Agh I made a mistake in my code:
Since I decided to pack the hashes and previous number values into a single array and then forgot to actually properly format the values, the hash counts generated by my code were nonsense. Not sure why I did that honestly.
Also, my data analysis was trash, since even with the correct data, which as you noted is in a lineal correlation with n!, my reasoning suggests that its growing faster than it is.
Here is a plot of the incorrect ratios compared to the correct ones, which is the proper analysis and also clearly shows something is wrong.
Anyway, and this is totally unrelated to me losing an internet argument and not coping well with that, I optimized my solution a lot and turns out its actually faster to only preform the check you are doing once or twice and narrow it down from there.
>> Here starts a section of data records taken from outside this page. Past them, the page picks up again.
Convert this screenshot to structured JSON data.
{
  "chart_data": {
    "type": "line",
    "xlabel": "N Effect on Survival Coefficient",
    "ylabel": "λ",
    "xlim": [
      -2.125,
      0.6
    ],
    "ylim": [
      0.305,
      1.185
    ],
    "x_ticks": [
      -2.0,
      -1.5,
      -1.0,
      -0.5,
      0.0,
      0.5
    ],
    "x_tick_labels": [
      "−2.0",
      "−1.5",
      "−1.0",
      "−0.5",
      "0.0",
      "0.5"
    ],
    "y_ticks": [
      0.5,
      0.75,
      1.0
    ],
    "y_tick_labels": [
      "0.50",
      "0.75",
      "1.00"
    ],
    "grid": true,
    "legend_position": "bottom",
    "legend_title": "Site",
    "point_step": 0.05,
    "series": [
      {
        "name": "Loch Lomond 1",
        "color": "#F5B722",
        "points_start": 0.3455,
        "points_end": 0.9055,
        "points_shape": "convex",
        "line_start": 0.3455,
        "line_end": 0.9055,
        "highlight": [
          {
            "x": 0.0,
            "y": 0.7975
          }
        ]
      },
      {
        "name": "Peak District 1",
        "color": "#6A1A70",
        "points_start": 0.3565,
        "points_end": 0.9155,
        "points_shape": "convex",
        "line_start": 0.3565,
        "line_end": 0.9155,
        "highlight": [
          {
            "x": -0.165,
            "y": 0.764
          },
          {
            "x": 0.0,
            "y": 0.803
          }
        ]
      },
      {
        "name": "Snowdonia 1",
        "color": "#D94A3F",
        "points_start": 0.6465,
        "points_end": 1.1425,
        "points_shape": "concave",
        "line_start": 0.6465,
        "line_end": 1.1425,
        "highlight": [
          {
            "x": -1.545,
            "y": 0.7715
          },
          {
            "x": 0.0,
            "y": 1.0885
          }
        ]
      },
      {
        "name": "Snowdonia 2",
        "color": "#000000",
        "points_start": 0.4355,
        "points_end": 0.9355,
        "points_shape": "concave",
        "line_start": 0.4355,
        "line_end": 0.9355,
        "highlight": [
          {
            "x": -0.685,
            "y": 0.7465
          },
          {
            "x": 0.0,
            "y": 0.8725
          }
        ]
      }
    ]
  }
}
The checks I’m doing are for the last two elements and the midpoint (though I tried moving that about with seemingly no effect ???) with the end check going to a branch without a loop. I’m not exactly sure why, despite the hour or two I spent profiling, though my guess is that it has something to do with caching?
Also FYI I compared performance with
-O3
and after modifying your implementation to use sdbm and to actually use the previous hash instead of the previous value (plus misc changes, see patch).It has been a pleasure having this internet argument with you. I learned a bit, and you learned a bit. It’s a win win :)
actually all of my effort was wasted since calculating the hamming distance between two lists of n hashes has a complexity of O(n) not O(1) agh
I realized this right after walking away from my devices from this to eat something :(
edit : you can calculate the hamming distance one element at a time just after rehashing that element so nevermind
Scalabe is not always quicker. Quicker is not always scalable.